Hannover. Kurt Herzog, der umweltpolitische Sprecher der Fraktion DIE LINKE im Landtag, zieht nach zwei Jahren Asse-Untersuchungsausschuss eine überwiegend positive Bilanz. Der Ausschuss habe dazu beigetragen, den fahrlässigen Umgang mit der Atomenergie und dem Atommüll öffentlich zu machen. „Ein weiteres gutes Ergebnis ist, dass inzwischen alle die Rückholbarkeit des Mülls als notwendig erkannt haben“, sagte Herzog. Außerdem sei in den vergangenen zwei Jahren deutlich geworden, dass eine Endlagerung von Atommüll in Salz nicht funktioniere. „Dadurch hat die Kritik am Endlager Gorleben großen Aufwind bekommen“, betonte Herzog. Positiv sei außerdem, dass die Option der (Langzeit-)Aufbewahrung von Atommüll inzwischen öfter ins Spiel gebracht werde. „Der Abfall muss verbunkert, gesichert und oberflächennah aufbewahrt werden – in Lagern, die jederzeit zugänglich bleiben“, sagte der LINKEN-Abgeordnete.
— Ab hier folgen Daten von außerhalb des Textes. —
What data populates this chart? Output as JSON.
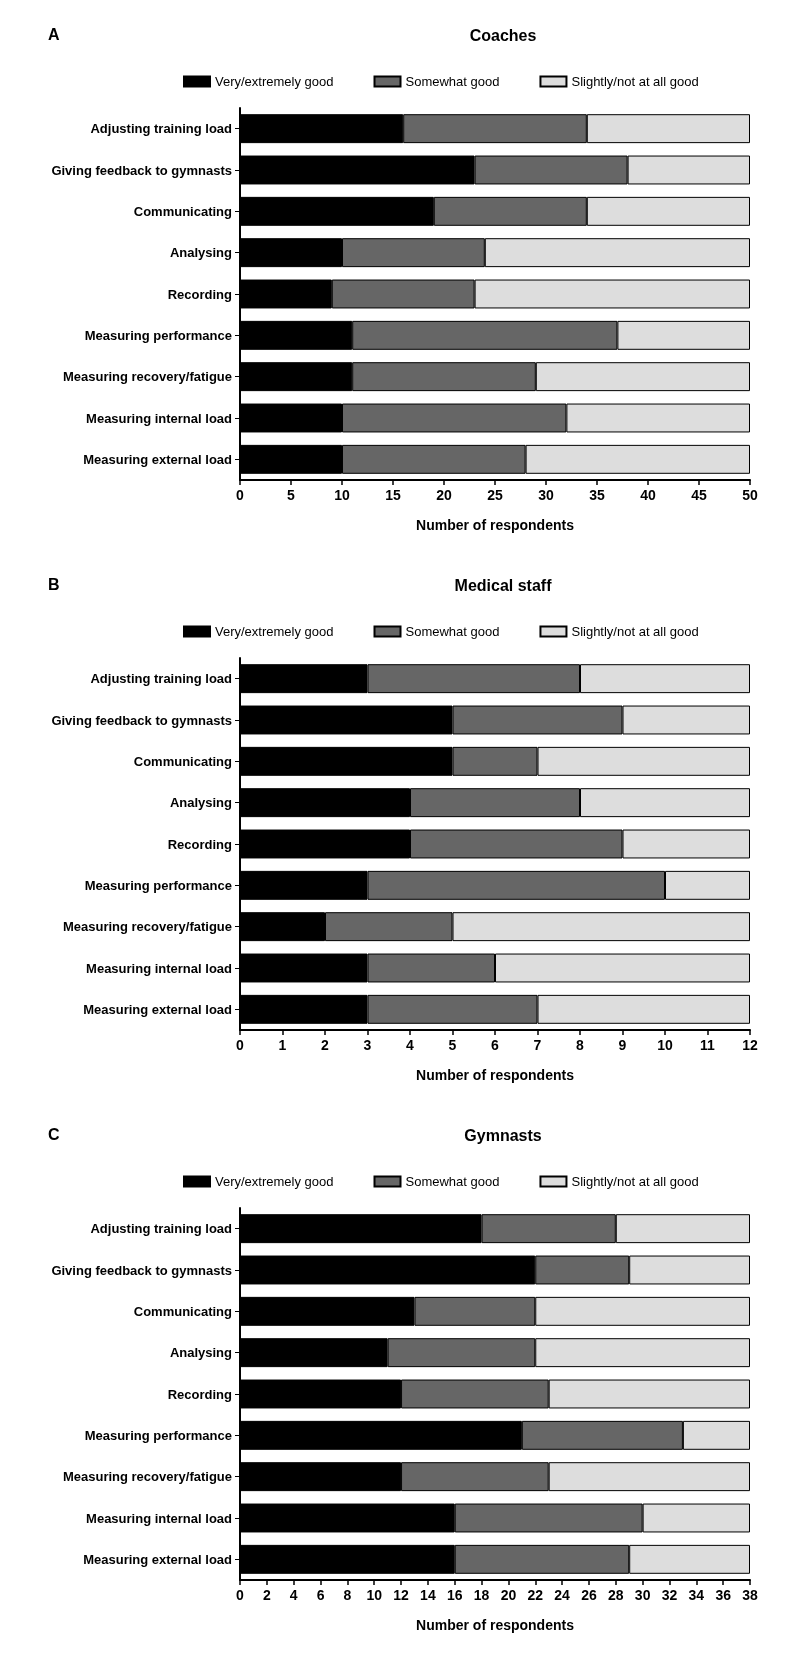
{
  "chart_data": [
    {
      "type": "bar",
      "orientation": "horizontal",
      "stacked": true,
      "title": "Coaches",
      "annotations": [
        "A"
      ],
      "xlabel": "Number of respondents",
      "legend": "top",
      "grid": false,
      "categories": [
        "Adjusting training load",
        "Giving feedback to gymnasts",
        "Communicating",
        "Analysing",
        "Recording",
        "Measuring performance",
        "Measuring recovery/fatigue",
        "Measuring internal load",
        "Measuring external load"
      ],
      "series": [
        {
          "name": "Very/extremely good",
          "color": "#000000",
          "values": [
            16,
            23,
            19,
            10,
            9,
            11,
            11,
            10,
            10
          ]
        },
        {
          "name": "Somewhat good",
          "color": "#666666",
          "values": [
            18,
            15,
            15,
            14,
            14,
            26,
            18,
            22,
            18
          ]
        },
        {
          "name": "Slightly/not at all good",
          "color": "#dddddd",
          "values": [
            16,
            12,
            16,
            26,
            27,
            13,
            21,
            18,
            22
          ]
        }
      ],
      "xlim": [
        0,
        50
      ],
      "xticks": [
        0,
        5,
        10,
        15,
        20,
        25,
        30,
        35,
        40,
        45,
        50
      ]
    },
    {
      "type": "bar",
      "orientation": "horizontal",
      "stacked": true,
      "title": "Medical staff",
      "annotations": [
        "B"
      ],
      "xlabel": "Number of respondents",
      "legend": "top",
      "grid": false,
      "categories": [
        "Adjusting training load",
        "Giving feedback to gymnasts",
        "Communicating",
        "Analysing",
        "Recording",
        "Measuring performance",
        "Measuring recovery/fatigue",
        "Measuring internal load",
        "Measuring external load"
      ],
      "series": [
        {
          "name": "Very/extremely good",
          "color": "#000000",
          "values": [
            3,
            5,
            5,
            4,
            4,
            3,
            2,
            3,
            3
          ]
        },
        {
          "name": "Somewhat good",
          "color": "#666666",
          "values": [
            5,
            4,
            2,
            4,
            5,
            7,
            3,
            3,
            4
          ]
        },
        {
          "name": "Slightly/not at all good",
          "color": "#dddddd",
          "values": [
            4,
            3,
            5,
            4,
            3,
            2,
            7,
            6,
            5
          ]
        }
      ],
      "xlim": [
        0,
        12
      ],
      "xticks": [
        0,
        1,
        2,
        3,
        4,
        5,
        6,
        7,
        8,
        9,
        10,
        11,
        12
      ]
    },
    {
      "type": "bar",
      "orientation": "horizontal",
      "stacked": true,
      "title": "Gymnasts",
      "annotations": [
        "C"
      ],
      "xlabel": "Number of respondents",
      "legend": "top",
      "grid": false,
      "categories": [
        "Adjusting training load",
        "Giving feedback to gymnasts",
        "Communicating",
        "Analysing",
        "Recording",
        "Measuring performance",
        "Measuring recovery/fatigue",
        "Measuring internal load",
        "Measuring external load"
      ],
      "series": [
        {
          "name": "Very/extremely good",
          "color": "#000000",
          "values": [
            18,
            22,
            13,
            11,
            12,
            21,
            12,
            16,
            16
          ]
        },
        {
          "name": "Somewhat good",
          "color": "#666666",
          "values": [
            10,
            7,
            9,
            11,
            11,
            12,
            11,
            14,
            13
          ]
        },
        {
          "name": "Slightly/not at all good",
          "color": "#dddddd",
          "values": [
            10,
            9,
            16,
            16,
            15,
            5,
            15,
            8,
            9
          ]
        }
      ],
      "xlim": [
        0,
        38
      ],
      "xticks": [
        0,
        2,
        4,
        6,
        8,
        10,
        12,
        14,
        16,
        18,
        20,
        22,
        24,
        26,
        28,
        30,
        32,
        34,
        36,
        38
      ]
    }
  ]
}
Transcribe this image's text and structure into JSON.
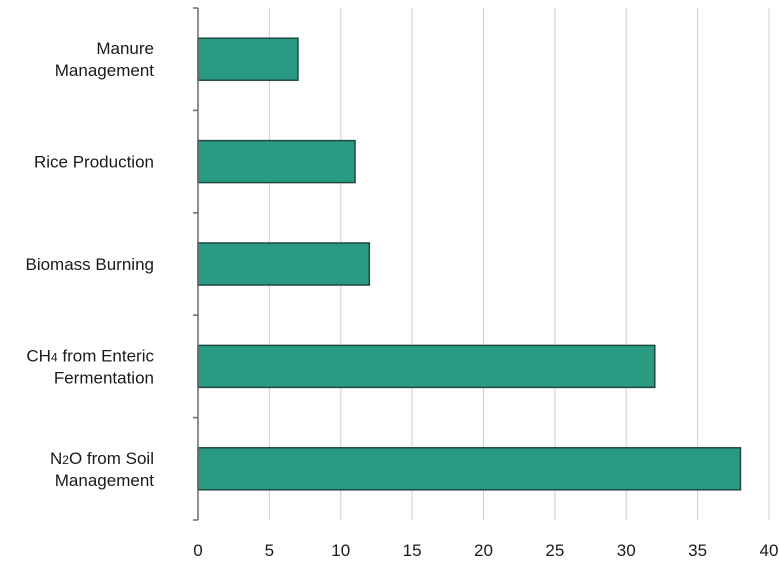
{
  "chart_data": {
    "type": "bar",
    "orientation": "horizontal",
    "categories": [
      [
        "Manure",
        "Management"
      ],
      [
        "Rice Production"
      ],
      [
        "Biomass Burning"
      ],
      [
        "CH4 from Enteric",
        "Fermentation"
      ],
      [
        "N2O from Soil",
        "Management"
      ]
    ],
    "values": [
      7,
      11,
      12,
      32,
      38
    ],
    "xlim": [
      0,
      40
    ],
    "xticks": [
      0,
      5,
      10,
      15,
      20,
      25,
      30,
      35,
      40
    ],
    "grid": true,
    "bar_color": "#2a9a82",
    "title": "",
    "xlabel": "",
    "ylabel": ""
  }
}
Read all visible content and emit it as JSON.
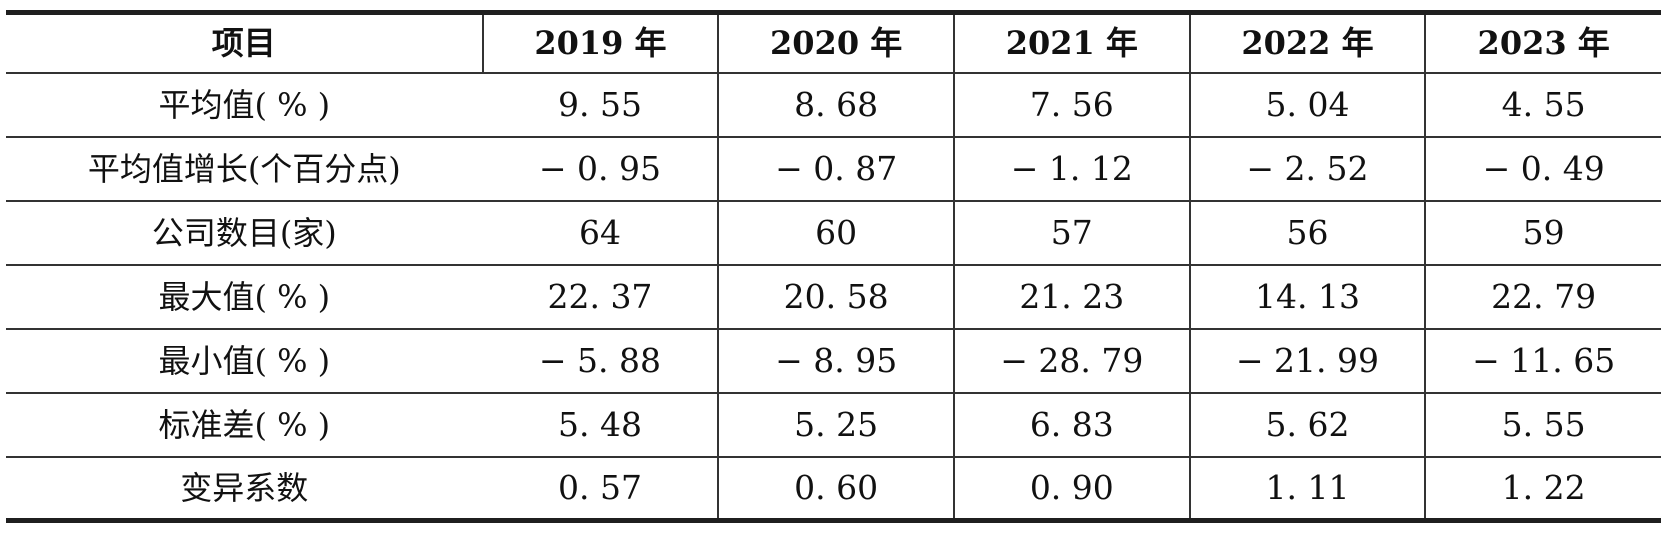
{
  "table": {
    "columns": [
      "项目",
      "2019 年",
      "2020 年",
      "2021 年",
      "2022 年",
      "2023 年"
    ],
    "rows": [
      {
        "label": "平均值( % )",
        "values": [
          "9. 55",
          "8. 68",
          "7. 56",
          "5. 04",
          "4. 55"
        ]
      },
      {
        "label": "平均值增长(个百分点)",
        "values": [
          "− 0. 95",
          "− 0. 87",
          "− 1. 12",
          "− 2. 52",
          "− 0. 49"
        ]
      },
      {
        "label": "公司数目(家)",
        "values": [
          "64",
          "60",
          "57",
          "56",
          "59"
        ]
      },
      {
        "label": "最大值( % )",
        "values": [
          "22. 37",
          "20. 58",
          "21. 23",
          "14. 13",
          "22. 79"
        ]
      },
      {
        "label": "最小值( % )",
        "values": [
          "− 5. 88",
          "− 8. 95",
          "− 28. 79",
          "− 21. 99",
          "− 11. 65"
        ]
      },
      {
        "label": "标准差( % )",
        "values": [
          "5. 48",
          "5. 25",
          "6. 83",
          "5. 62",
          "5. 55"
        ]
      },
      {
        "label": "变异系数",
        "values": [
          "0. 57",
          "0. 60",
          "0. 90",
          "1. 11",
          "1. 22"
        ]
      }
    ],
    "styles": {
      "text_color": "#111111",
      "inner_border_color": "#333333",
      "outer_border_color": "#1f1f1f",
      "background": "#ffffff"
    }
  }
}
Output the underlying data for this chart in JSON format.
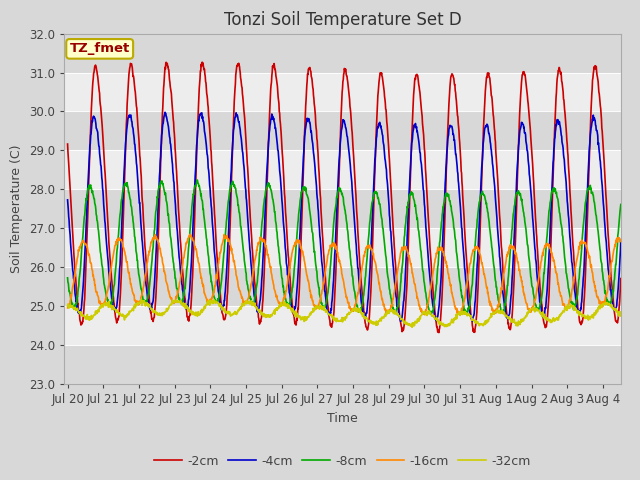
{
  "title": "Tonzi Soil Temperature Set D",
  "xlabel": "Time",
  "ylabel": "Soil Temperature (C)",
  "annotation": "TZ_fmet",
  "ylim": [
    23.0,
    32.0
  ],
  "yticks": [
    23.0,
    24.0,
    25.0,
    26.0,
    27.0,
    28.0,
    29.0,
    30.0,
    31.0,
    32.0
  ],
  "xtick_labels": [
    "Jul 20",
    "Jul 21",
    "Jul 22",
    "Jul 23",
    "Jul 24",
    "Jul 25",
    "Jul 26",
    "Jul 27",
    "Jul 28",
    "Jul 29",
    "Jul 30",
    "Jul 31",
    "Aug 1",
    "Aug 2",
    "Aug 3",
    "Aug 4"
  ],
  "n_days": 15.5,
  "points_per_day": 96,
  "series": [
    {
      "label": "-2cm",
      "color": "#cc0000",
      "depth": 2,
      "amplitude": 3.9,
      "phase_shift": 0.0,
      "base_mean": 27.8,
      "min_val": 24.0,
      "max_val": 31.8,
      "sharpness": 3.0
    },
    {
      "label": "-4cm",
      "color": "#0000cc",
      "depth": 4,
      "amplitude": 2.9,
      "phase_shift": 0.05,
      "base_mean": 27.3,
      "min_val": 24.4,
      "max_val": 30.2,
      "sharpness": 2.5
    },
    {
      "label": "-8cm",
      "color": "#00aa00",
      "depth": 8,
      "amplitude": 1.7,
      "phase_shift": 0.18,
      "base_mean": 26.5,
      "min_val": 24.8,
      "max_val": 28.2,
      "sharpness": 1.5
    },
    {
      "label": "-16cm",
      "color": "#ff8800",
      "depth": 16,
      "amplitude": 0.9,
      "phase_shift": 0.38,
      "base_mean": 25.8,
      "min_val": 24.9,
      "max_val": 26.7,
      "sharpness": 1.0
    },
    {
      "label": "-32cm",
      "color": "#cccc00",
      "depth": 32,
      "amplitude": 0.18,
      "phase_shift": 0.75,
      "base_mean": 24.82,
      "min_val": 24.64,
      "max_val": 25.0,
      "sharpness": 1.0
    }
  ],
  "fig_bg_color": "#d8d8d8",
  "plot_bg_color": "#d8d8d8",
  "white_band_alpha": 0.55,
  "linewidth": 1.2,
  "title_fontsize": 12,
  "label_fontsize": 9,
  "tick_fontsize": 8.5
}
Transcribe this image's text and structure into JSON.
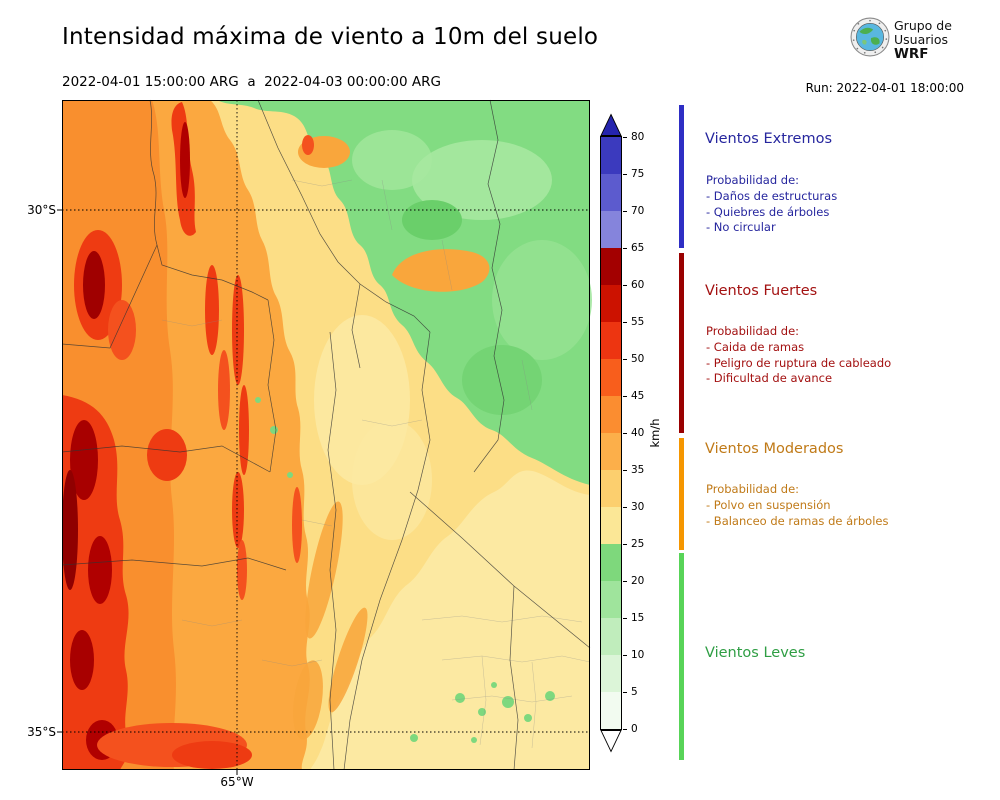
{
  "header": {
    "title": "Intensidad máxima de viento a 10m del suelo",
    "date_range": "2022-04-01 15:00:00 ARG  a  2022-04-03 00:00:00 ARG",
    "run_label": "Run: 2022-04-01 18:00:00",
    "logo": {
      "line1": "Grupo de",
      "line2": "Usuarios",
      "line3": "WRF"
    }
  },
  "map": {
    "lat_labels": [
      "30°S",
      "35°S"
    ],
    "lon_labels": [
      "65°W"
    ]
  },
  "colorbar": {
    "unit": "km/h",
    "ticks": [
      "0",
      "5",
      "10",
      "15",
      "20",
      "25",
      "30",
      "35",
      "40",
      "45",
      "50",
      "55",
      "60",
      "65",
      "70",
      "75",
      "80"
    ],
    "segment_colors": [
      "#F2FBF0",
      "#DCF5D8",
      "#C0EDBC",
      "#9FE49C",
      "#7ED87C",
      "#FBE796",
      "#FCCF6E",
      "#FCAF4A",
      "#FB8D30",
      "#F85E1C",
      "#ED3511",
      "#CC1200",
      "#A30000",
      "#8584DC",
      "#5C5BCE",
      "#3B3ABE"
    ],
    "over_color": "#2524AE",
    "under_color": "#FFFFFF"
  },
  "legend": {
    "sections": [
      {
        "name": "Vientos Extremos",
        "text_color": "#26269E",
        "bar_color": "#2E2EC4",
        "prob_label": "Probabilidad de:",
        "items": [
          "- Daños de estructuras",
          "- Quiebres de árboles",
          "- No circular"
        ]
      },
      {
        "name": "Vientos Fuertes",
        "text_color": "#A31111",
        "bar_color": "#990000",
        "prob_label": "Probabilidad de:",
        "items": [
          "- Caida de ramas",
          "- Peligro de ruptura de cableado",
          "- Dificultad de avance"
        ]
      },
      {
        "name": "Vientos Moderados",
        "text_color": "#C07A18",
        "bar_color": "#F59600",
        "prob_label": "Probabilidad de:",
        "items": [
          "- Polvo en suspensión",
          "- Balanceo de ramas de árboles"
        ]
      },
      {
        "name": "Vientos Leves",
        "text_color": "#2F9E44",
        "bar_color": "#58D458",
        "prob_label": "",
        "items": []
      }
    ]
  },
  "chart_data": {
    "type": "heatmap",
    "title": "Intensidad máxima de viento a 10m del suelo",
    "period_start": "2022-04-01 15:00:00 ARG",
    "period_end": "2022-04-03 00:00:00 ARG",
    "model_run": "Run: 2022-04-01 18:00:00",
    "unit": "km/h",
    "scale_min": 0,
    "scale_max": 80,
    "scale_step": 5,
    "lat_gridlines": [
      "30°S",
      "35°S"
    ],
    "lon_gridlines": [
      "65°W"
    ],
    "categories": [
      {
        "label": "Vientos Leves",
        "approx_range_kmh": [
          0,
          25
        ]
      },
      {
        "label": "Vientos Moderados",
        "approx_range_kmh": [
          25,
          40
        ]
      },
      {
        "label": "Vientos Fuertes",
        "approx_range_kmh": [
          40,
          65
        ]
      },
      {
        "label": "Vientos Extremos",
        "approx_range_kmh": [
          65,
          80
        ]
      }
    ],
    "spatial_pattern": "Máximos (45-65+ km/h, rojos) sobre el oeste cordillerano; vientos moderados (25-45 km/h, naranjas/amarillos) en el centro y sur; vientos leves (0-25 km/h, verdes) hacia el noreste"
  }
}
Herzog hätte gerne noch die frühere Umweltministerin und heutige Bundeskanzlerin Angela Merkel als Zeugin vorgeladen. Im Jahr 1998 habe der damalige Präsident des Bundesamtes für Strahlenschutz, Prof. Alexander Kaul, Merkel in einem Schreiben darauf hingewiesen, dass die „Salzlinie“ bei der Endlagerung gefährdet sei. „Sie hat auf besagten Brief überhaupt nicht reagiert, wahrscheinlich um Gorleben nicht zu gefährden. Auch ihre Rolle bei der Anweisung an das Land Sachsen-Anhalt, Morsleben mittels simpler Abkipptechnik mit westdeutschem Atommüll vollzustopfen, wäre der Nachfrage wert gewesen“, so Herzog. Mehr hätte er auch gern darüber erfahren, warum die Informationen über Laugenzuflüsse in die Asse nicht weitergegeben worden und somit folgenlos geblieben seien. Das scheitere aber bisher auf Grund eines laufenden Verfahrens gegen den Schlüsselzeugen.